Joint senior author professor wang said: "here is the key to innovation is to create the water to prevent contact with the anode, the water does not break down, also can form the correct interface, to support the high performance battery."Chemical and biological molecular engineering at the university of Maryland at a.j. Ames Clark engineering school.

Compared with the standard of aqueous lithium ion battery, adding gel coating also can improve the safety of the new battery advantage, and compared with any other proposed water-soluble lithium ion battery, improve the energy density.All hydrated lithium-ion batteries benefit from the flammability of water-based electrolytes, and highly flammable organic solvents used in water-based electrolytes.Unique is, however, even if the interphase layer damage (for example, if the battery shell pierced), it will also be with lithium or lithium fossil graphite anode reaction is slow, so as to prevent other cases of smoke, fire or explosion if the damage to the battery to make metal direct contact with the electrolyte

While the power and energy density of new batteries can be applied to commercial applications that are currently used by more dangerous non-water battery services, some improvements will make it more competitive.In particular, the researchers hope to increase the total number of performance cycles the battery can complete and reduce the cost of materials as much as possible."Now we're talking about 50-100 cycles, but compared to organic electrolyte batteries, we want to reach more than 500," Mr. Wang said.

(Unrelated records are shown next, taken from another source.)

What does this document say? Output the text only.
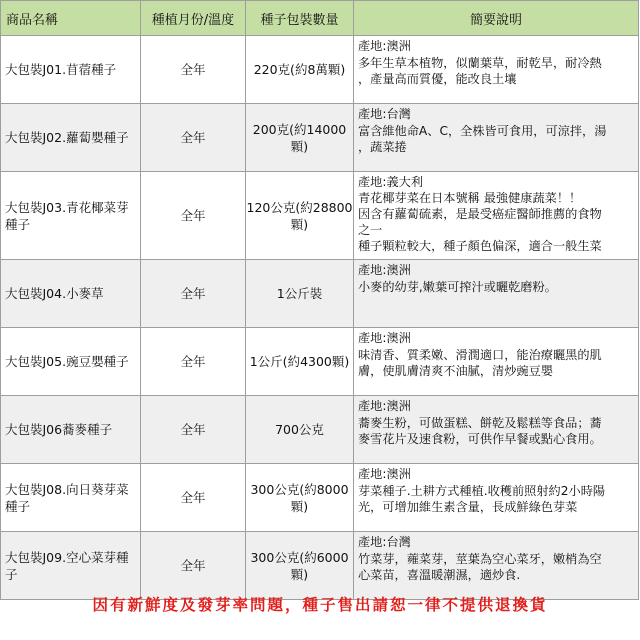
商品名稱	種植月份/溫度	種子包裝數量	簡要說明
大包裝J01.苜蓿種子	全年	220克(約8萬顆)	產地:澳洲
多年生草本植物，似蘭葉草，耐乾旱，耐冷熱
，產量高而質優，能改良土壤

大包裝J02.蘿蔔嬰種子	全年	200克(約14000顆)	產地:台灣
富含維他命A、C，全株皆可食用，可涼拌，湯
，蔬菜捲

大包裝J03.青花椰菜芽種子	全年	120公克(約28800顆)	產地:義大利
青花椰芽菜在日本號稱 最強健康蔬菜！！
因含有蘿蔔硫素，是最受癌症醫師推薦的食物
之一
種子顆粒較大，種子顏色偏深，適合一般生菜

大包裝J04.小麥草	全年	1公斤裝	產地:澳洲
小麥的幼芽,嫩葉可搾汁或曬乾磨粉。

大包裝J05.豌豆嬰種子	全年	1公斤(約4300顆)	產地:澳洲
味清香、質柔嫩、滑潤適口，能治療曬黑的肌
膚，使肌膚清爽不油膩，清炒豌豆嬰

大包裝J06蕎麥種子	全年	700公克	產地:澳洲
蕎麥生粉，可做蛋糕、餅乾及鬆糕等食品；蕎
麥雪花片及速食粉，可供作早餐或點心食用。

大包裝J08.向日葵芽菜種子	全年	300公克(約8000顆)	產地:澳洲
芽菜種子.土耕方式種植.收穫前照射約2小時陽
光，可增加維生素含量，長成鮮綠色芽菜

大包裝J09.空心菜芽種子	全年	300公克(約6000顆)	產地:台灣
竹菜芽，蕹菜芽，莖葉為空心菜牙，嫩梢為空
心菜苗，喜溫暖潮濕，適炒食.
因有新鮮度及發芽率問題，種子售出請恕一律不提供退換貨
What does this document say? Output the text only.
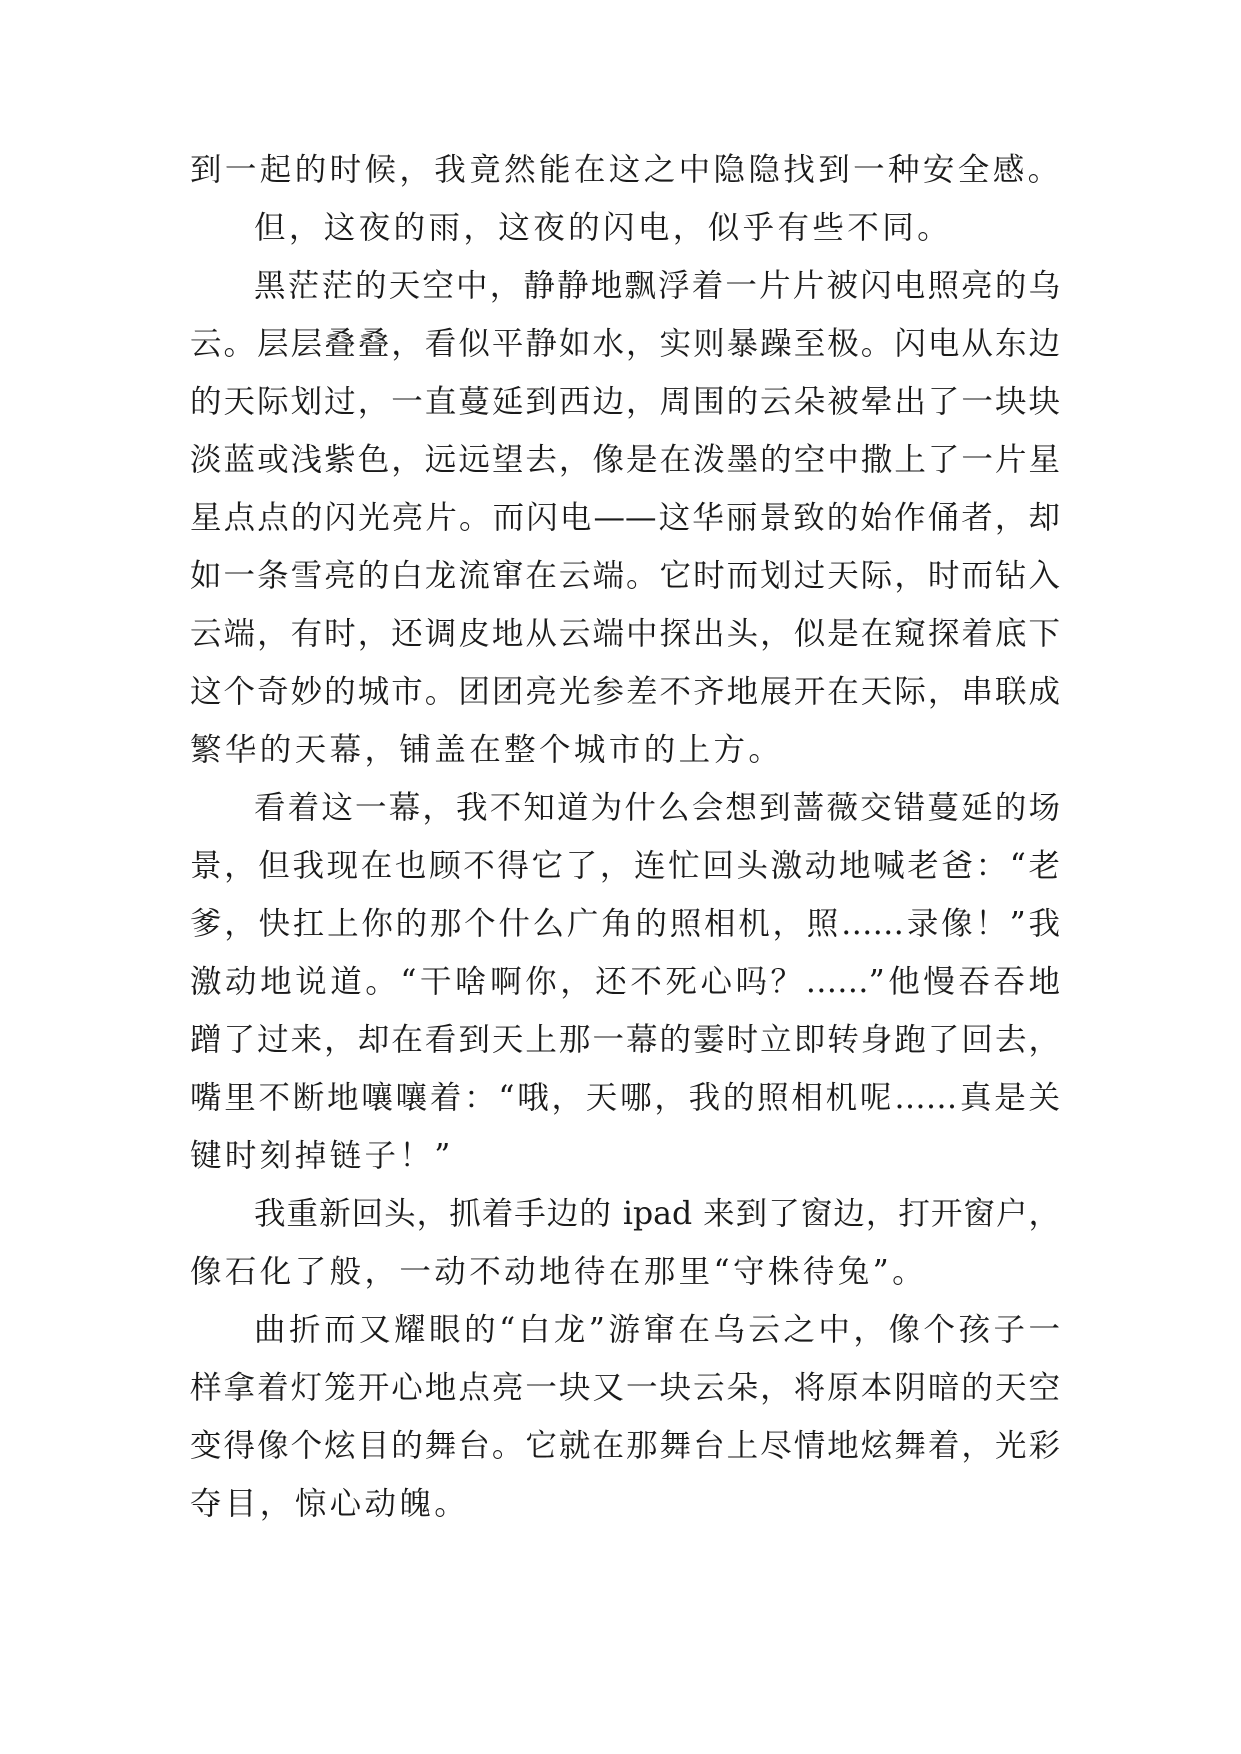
到一起的时候，我竟然能在这之中隐隐找到一种安全感。
但，这夜的雨，这夜的闪电，似乎有些不同。
黑茫茫的天空中，静静地飘浮着一片片被闪电照亮的乌
云。层层叠叠，看似平静如水，实则暴躁至极。闪电从东边
的天际划过，一直蔓延到西边，周围的云朵被晕出了一块块
淡蓝或浅紫色，远远望去，像是在泼墨的空中撒上了一片星
星点点的闪光亮片。而闪电——这华丽景致的始作俑者，却
如一条雪亮的白龙流窜在云端。它时而划过天际，时而钻入
云端，有时，还调皮地从云端中探出头，似是在窥探着底下
这个奇妙的城市。团团亮光参差不齐地展开在天际，串联成
繁华的天幕，铺盖在整个城市的上方。
看着这一幕，我不知道为什么会想到蔷薇交错蔓延的场
景，但我现在也顾不得它了，连忙回头激动地喊老爸：“老
爹，快扛上你的那个什么广角的照相机，照……录像！”我
激动地说道。“干啥啊你，还不死心吗？……”他慢吞吞地
蹭了过来，却在看到天上那一幕的霎时立即转身跑了回去，
嘴里不断地嚷嚷着：“哦，天哪，我的照相机呢……真是关
键时刻掉链子！”
我重新回头，抓着手边的 ipad 来到了窗边，打开窗户，
像石化了般，一动不动地待在那里“守株待兔”。
曲折而又耀眼的“白龙”游窜在乌云之中，像个孩子一
样拿着灯笼开心地点亮一块又一块云朵，将原本阴暗的天空
变得像个炫目的舞台。它就在那舞台上尽情地炫舞着，光彩
夺目，惊心动魄。
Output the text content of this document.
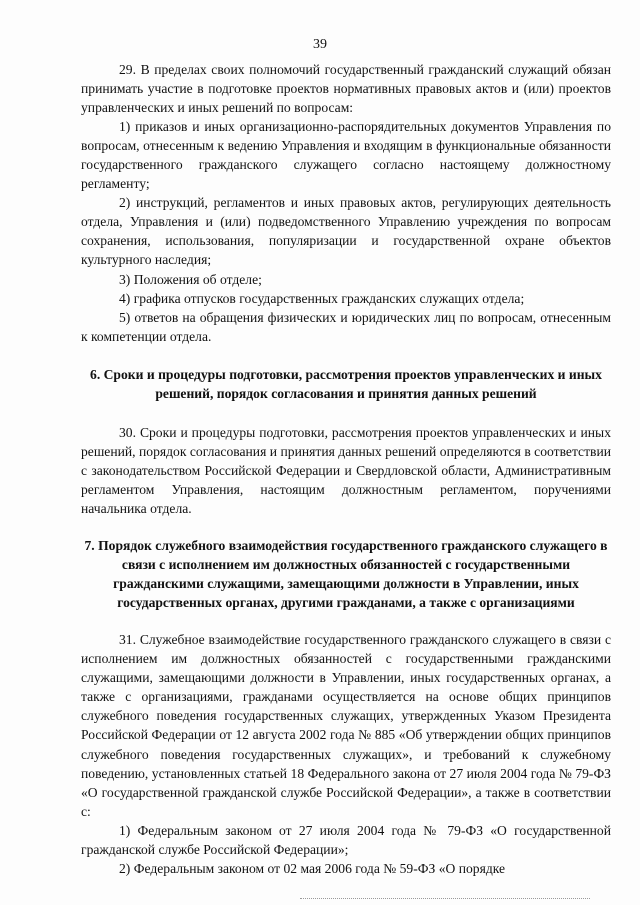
39

29. В пределах своих полномочий государственный гражданский служащий обязан принимать участие в подготовке проектов нормативных правовых актов и (или) проектов управленческих и иных решений по вопросам:

1) приказов и иных организационно-распорядительных документов Управления по вопросам, отнесенным к ведению Управления и входящим в функциональные обязанности государственного гражданского служащего согласно настоящему должностному регламенту;

2) инструкций, регламентов и иных правовых актов, регулирующих деятельность отдела, Управления и (или) подведомственного Управлению учреждения по вопросам сохранения, использования, популяризации и государственной охране объектов культурного наследия;

3) Положения об отделе;

4) графика отпусков государственных гражданских служащих отдела;

5) ответов на обращения физических и юридических лиц по вопросам, отнесенным к компетенции отдела.

6. Сроки и процедуры подготовки, рассмотрения проектов управленческих и иных решений, порядок согласования и принятия данных решений

30. Сроки и процедуры подготовки, рассмотрения проектов управленческих и иных решений, порядок согласования и принятия данных решений определяются в соответствии с законодательством Российской Федерации и Свердловской области, Административным регламентом Управления, настоящим должностным регламентом, поручениями начальника отдела.

7. Порядок служебного взаимодействия государственного гражданского служащего в связи с исполнением им должностных обязанностей с государственными гражданскими служащими, замещающими должности в Управлении, иных государственных органах, другими гражданами, а также с организациями

31. Служебное взаимодействие государственного гражданского служащего в связи с исполнением им должностных обязанностей с государственными гражданскими служащими, замещающими должности в Управлении, иных государственных органах, а также с организациями, гражданами осуществляется на основе общих принципов служебного поведения государственных служащих, утвержденных Указом Президента Российской Федерации от 12 августа 2002 года № 885 «Об утверждении общих принципов служебного поведения государственных служащих», и требований к служебному поведению, установленных статьей 18 Федерального закона от 27 июля 2004 года № 79-ФЗ «О государственной гражданской службе Российской Федерации», а также в соответствии с:

1) Федеральным законом от 27 июля 2004 года № 79-ФЗ «О государственной гражданской службе Российской Федерации»;

2) Федеральным законом от 02 мая 2006 года № 59-ФЗ «О порядке
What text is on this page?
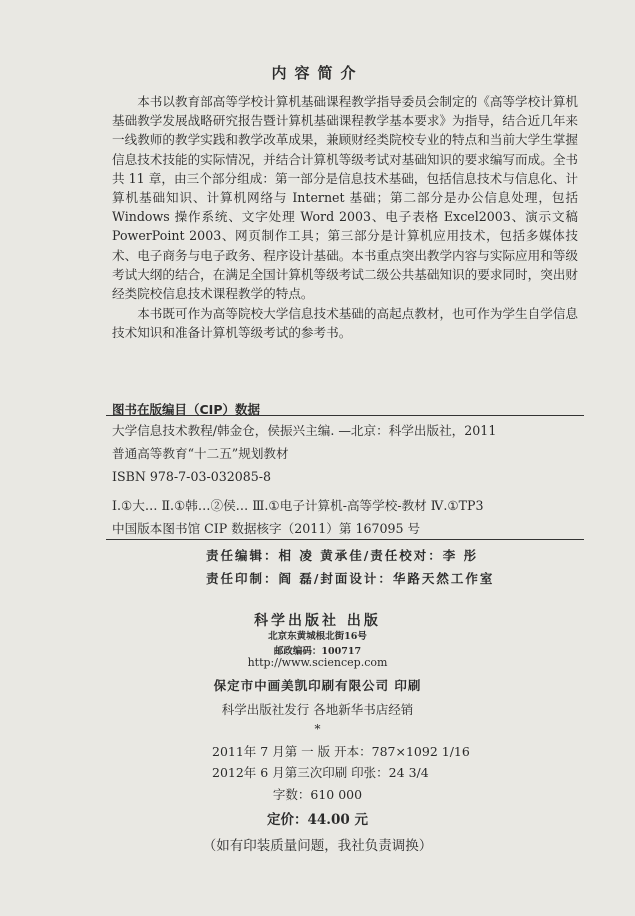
内容简介

本书以教育部高等学校计算机基础课程教学指导委员会制定的《高等学校计算机基础教学发展战略研究报告暨计算机基础课程教学基本要求》为指导，结合近几年来一线教师的教学实践和教学改革成果，兼顾财经类院校专业的特点和当前大学生掌握信息技术技能的实际情况，并结合计算机等级考试对基础知识的要求编写而成。全书共 11 章，由三个部分组成：第一部分是信息技术基础，包括信息技术与信息化、计算机基础知识、计算机网络与 Internet 基础；第二部分是办公信息处理，包括 Windows 操作系统、文字处理 Word 2003、电子表格 Excel2003、演示文稿 PowerPoint 2003、网页制作工具；第三部分是计算机应用技术，包括多媒体技术、电子商务与电子政务、程序设计基础。本书重点突出教学内容与实际应用和等级考试大纲的结合，在满足全国计算机等级考试二级公共基础知识的要求同时，突出财经类院校信息技术课程教学的特点。

本书既可作为高等院校大学信息技术基础的高起点教材，也可作为学生自学信息技术知识和准备计算机等级考试的参考书。

图书在版编目（CIP）数据
大学信息技术教程/韩金仓，侯振兴主编. —北京：科学出版社，2011
普通高等教育“十二五”规划教材
ISBN 978-7-03-032085-8
Ⅰ.①大… Ⅱ.①韩…②侯… Ⅲ.①电子计算机-高等学校-教材 Ⅳ.①TP3
中国版本图书馆 CIP 数据核字（2011）第 167095 号
责任编辑：相 凌 黄承佳/责任校对：李 彤
责任印制：阎 磊/封面设计：华路天然工作室
科学出版社 出版
北京东黄城根北街16号
邮政编码：100717
http://www.sciencep.com
保定市中画美凯印刷有限公司 印刷
科学出版社发行 各地新华书店经销
*
2011年 7 月第 一 版 开本：787×1092 1/16
2012年 6 月第三次印刷 印张：24 3/4
字数：610 000
定价：44.00 元
（如有印装质量问题，我社负责调换）
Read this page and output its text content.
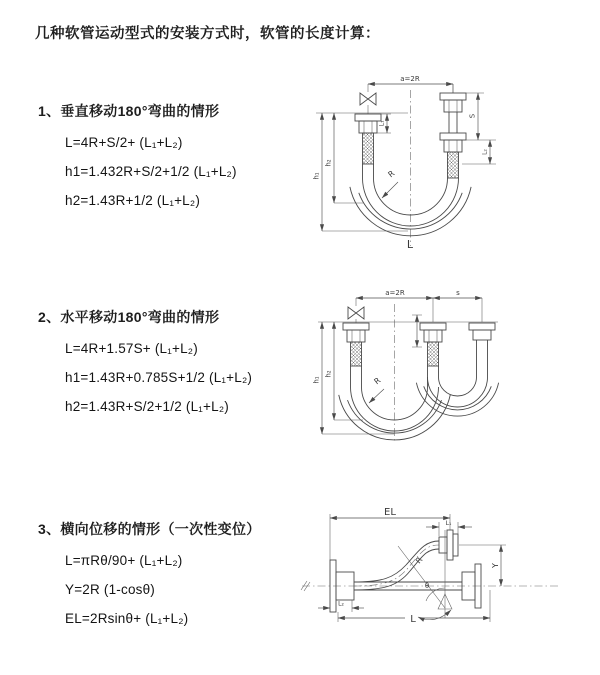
几种软管运动型式的安装方式时，软管的长度计算：
1、垂直移动180°弯曲的情形
L=4R+S/2+ (L₁+L₂)
h1=1.432R+S/2+1/2 (L₁+L₂)
h2=1.43R+1/2 (L₁+L₂)
2、水平移动180°弯曲的情形
L=4R+1.57S+ (L₁+L₂)
h1=1.43R+0.785S+1/2 (L₁+L₂)
h2=1.43R+S/2+1/2 (L₁+L₂)
3、横向位移的情形（一次性变位）
L=πRθ/90+ (L₁+L₂)
Y=2R (1-cosθ)
EL=2Rsinθ+ (L₁+L₂)
a=2R
h₁
h₂
L₁
S
L₂
R
L
a=2R	s
h₁
h₂
R
EL
L₁
Y
R
θ
L
L₂
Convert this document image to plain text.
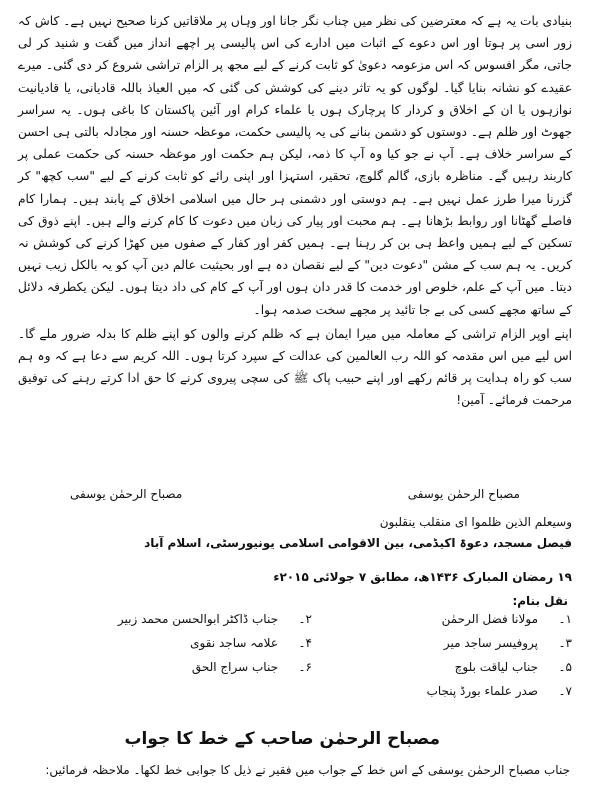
بنیادی بات یہ ہے کہ معترضین کی نظر میں چناب نگر جانا اور وہاں پر ملاقاتیں کرنا صحیح نہیں ہے۔ کاش کہ زور اسی پر ہوتا اور اس دعوے کے اثبات میں ادارے کی اس پالیسی پر اچھے انداز میں گفت و شنید کر لی جاتی، مگر افسوس کہ اس مزعومہ دعویٰ کو ثابت کرنے کے لیے مجھ پر الزام تراشی شروع کر دی گئی۔ میرے عقیدے کو نشانہ بنایا گیا۔ لوگوں کو یہ تاثر دینے کی کوشش کی گئی کہ میں العیاذ باللہ قادیانی، یا قادیانیت نوازہوں یا ان کے اخلاق و کردار کا پرچارک ہوں یا علماء کرام اور آئین پاکستان کا باغی ہوں۔ یہ سراسر جھوٹ اور ظلم ہے۔ دوستوں کو دشمن بنانے کی یہ پالیسی حکمت، موعظہ حسنہ اور مجادلہ بالتی ہی احسن کے سراسر خلاف ہے۔ آپ نے جو کیا وہ آپ کا ذمہ، لیکن ہم حکمت اور موعظہ حسنہ کی حکمت عملی پر کاربند رہیں گے۔ مناظرہ بازی، گالم گلوچ، تحقیر، استہزا اور اپنی رائے کو ثابت کرنے کے لیے "سب کچھ" کر گزرنا میرا طرز عمل نہیں ہے۔ ہم دوستی اور دشمنی ہر حال میں اسلامی اخلاق کے پابند ہیں۔ ہمارا کام فاصلے گھٹانا اور روابط بڑھانا ہے۔ ہم محبت اور پیار کی زبان میں دعوت کا کام کرنے والے ہیں۔ اپنے ذوق کی تسکین کے لیے ہمیں واعظ ہی بن کر رہنا ہے۔ ہمیں کفر اور کفار کے صفوں میں کھڑا کرنے کی کوشش نہ کریں۔ یہ ہم سب کے مشن "دعوت دین" کے لیے نقصان دہ ہے اور بحیثیت عالم دین آپ کو یہ بالکل زیب نہیں دیتا۔ میں آپ کے علم، خلوص اور خدمت کا قدر دان ہوں اور آپ کے کام کی داد دیتا ہوں۔ لیکن یکطرفہ دلائل کے ساتھ مجھے کسی کی بے جا تائید پر مجھے سخت صدمہ ہوا۔

اپنے اوپر الزام تراشی کے معاملہ میں میرا ایمان ہے کہ ظلم کرنے والوں کو اپنے ظلم کا بدلہ ضرور ملے گا۔ اس لیے میں اس مقدمہ کو اللہ رب العالمین کی عدالت کے سپرد کرتا ہوں۔ اللہ کریم سے دعا ہے کہ وہ ہم سب کو راہ ہدایت پر قائم رکھے اور اپنے حبیب پاک ﷺ کی سچی پیروی کرنے کا حق ادا کرتے رہنے کی توفیق مرحمت فرمائے۔ آمین!

مصباح الرحمٰن یوسفی
مصباح الرحمٰن یوسفی
وسیعلم الذین ظلموا ای منقلب ینقلبون
فیصل مسجد، دعوۃ اکیڈمی، بین الاقوامی اسلامی یونیورسٹی، اسلام آباد
۱۹ رمضان المبارک ۱۴۳۶ھ، مطابق ۷ جولائی ۲۰۱۵ء
نقل بنام:
۱۔
مولانا فضل الرحمٰن
۲۔
جناب ڈاکٹر ابوالحسن محمد زبیر
۳۔
پروفیسر ساجد میر
۴۔
علامہ ساجد نقوی
۵۔
جناب لیاقت بلوچ
۶۔
جناب سراج الحق
۷۔
صدر علماء بورڈ پنجاب
مصباح الرحمٰن صاحب کے خط کا جواب
جناب مصباح الرحمٰن یوسفی کے اس خط کے جواب میں فقیر نے ذیل کا جوابی خط لکھا۔ ملاحظہ فرمائیں:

The researchers also noted that electrochemical operations after jumping to four volts were also important outside of battery technology."This is the first time we have been able to stabilize a real reactive anode in a water-based medium, such as graphite and lithium," Mr. Xu said.This opens up many different topics in the field of electrochemical window, including sodium ion batteries, lithium sulfur batteries, involving a variety of zinc and magnesium ion chemicals, electroplating and even electrochemical synthesis;We haven't fully explored them yet.